Conversely, Royal Exchange declined by 7.22 per cent to N1.80, Champion Breweries shrank by 6.57 per cent to N15.65, NASCON lost 5.36 per cent to trade at N105.05, Sovereign Trust Insurance depreciated by 5.28 per cent to N3.77, and Japaul went down by 4.51 per cent to N2.33.

At the close of business, 29 shares ended on the gainers’ table and 27 shares finished on the losers’ log, representing a positive market breadth index and bullish investor sentiment.

This raised the All-Share Index (ASI) by 895.06 points to 153,354.13 points from 152,459.07 points and lifted the market capitalisation by N579 billion to N97.772 trillion from the previous day’s N97.193 trillion.

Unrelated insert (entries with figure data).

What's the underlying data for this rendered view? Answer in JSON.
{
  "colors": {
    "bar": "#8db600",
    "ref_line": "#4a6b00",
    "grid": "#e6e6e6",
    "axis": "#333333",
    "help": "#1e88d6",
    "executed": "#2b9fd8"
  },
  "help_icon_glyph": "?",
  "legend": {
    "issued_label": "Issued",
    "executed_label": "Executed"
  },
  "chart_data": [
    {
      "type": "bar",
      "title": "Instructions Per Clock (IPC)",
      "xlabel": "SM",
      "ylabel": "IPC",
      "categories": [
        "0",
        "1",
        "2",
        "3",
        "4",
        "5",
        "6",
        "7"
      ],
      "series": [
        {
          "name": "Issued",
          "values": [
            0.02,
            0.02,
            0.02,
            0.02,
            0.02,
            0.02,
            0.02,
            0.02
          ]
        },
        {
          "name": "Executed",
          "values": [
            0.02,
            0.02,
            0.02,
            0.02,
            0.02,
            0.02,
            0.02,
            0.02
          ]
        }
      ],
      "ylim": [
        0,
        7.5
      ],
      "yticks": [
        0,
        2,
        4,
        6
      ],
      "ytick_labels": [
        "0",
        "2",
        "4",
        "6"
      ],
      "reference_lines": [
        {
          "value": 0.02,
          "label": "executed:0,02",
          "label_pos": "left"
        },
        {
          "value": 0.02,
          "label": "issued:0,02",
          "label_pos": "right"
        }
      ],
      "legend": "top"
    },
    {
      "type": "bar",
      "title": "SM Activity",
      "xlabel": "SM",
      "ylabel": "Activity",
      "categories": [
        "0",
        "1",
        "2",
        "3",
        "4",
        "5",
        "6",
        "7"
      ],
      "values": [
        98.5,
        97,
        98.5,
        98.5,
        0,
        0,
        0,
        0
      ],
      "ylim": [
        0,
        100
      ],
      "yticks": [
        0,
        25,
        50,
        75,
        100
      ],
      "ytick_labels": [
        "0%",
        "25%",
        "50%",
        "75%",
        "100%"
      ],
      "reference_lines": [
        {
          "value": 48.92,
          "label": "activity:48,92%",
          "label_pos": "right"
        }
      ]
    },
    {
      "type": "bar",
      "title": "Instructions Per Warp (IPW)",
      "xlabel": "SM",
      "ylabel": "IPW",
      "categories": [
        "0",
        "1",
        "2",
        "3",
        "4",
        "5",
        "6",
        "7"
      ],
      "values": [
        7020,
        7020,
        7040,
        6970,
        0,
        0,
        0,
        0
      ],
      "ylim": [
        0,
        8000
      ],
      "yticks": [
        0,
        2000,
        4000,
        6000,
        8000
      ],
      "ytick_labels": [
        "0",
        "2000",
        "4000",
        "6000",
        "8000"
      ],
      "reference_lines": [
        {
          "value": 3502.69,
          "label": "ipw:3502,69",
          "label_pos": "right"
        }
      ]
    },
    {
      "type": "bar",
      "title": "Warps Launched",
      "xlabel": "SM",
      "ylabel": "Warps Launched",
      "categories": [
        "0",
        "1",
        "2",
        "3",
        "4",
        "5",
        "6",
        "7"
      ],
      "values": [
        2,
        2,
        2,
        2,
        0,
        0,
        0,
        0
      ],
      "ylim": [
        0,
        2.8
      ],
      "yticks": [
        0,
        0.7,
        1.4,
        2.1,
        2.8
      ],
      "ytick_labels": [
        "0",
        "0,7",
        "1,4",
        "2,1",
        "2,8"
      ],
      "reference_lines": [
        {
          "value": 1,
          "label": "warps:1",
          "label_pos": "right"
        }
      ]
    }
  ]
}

VFD Group finished the day as the busiest stock after it recorded a turnover of 192.0 million units worth N2.1 billion, GTCO exchanged 63.5 million units valued at N5.6 billion, Access Holdings traded 49.8 million units for N1.0 billion, First Holdco sold 45.8 million units valued at N2.3 billion, and Secure Electronic Technology transacted 38.3 million units worth N28.4 million.

In all, market participants bought and sold 677.4 million units valued at N20.8 billion in 27,589 deals compared with the 451.5 million units worth N13.0 billion traded in 33,327 deals on Monday, showing an improvement in the trading volume and value by 50.03 per cent and 60.00 per cent apiece, and a shortfall in the number of deals by 17.22 per cent.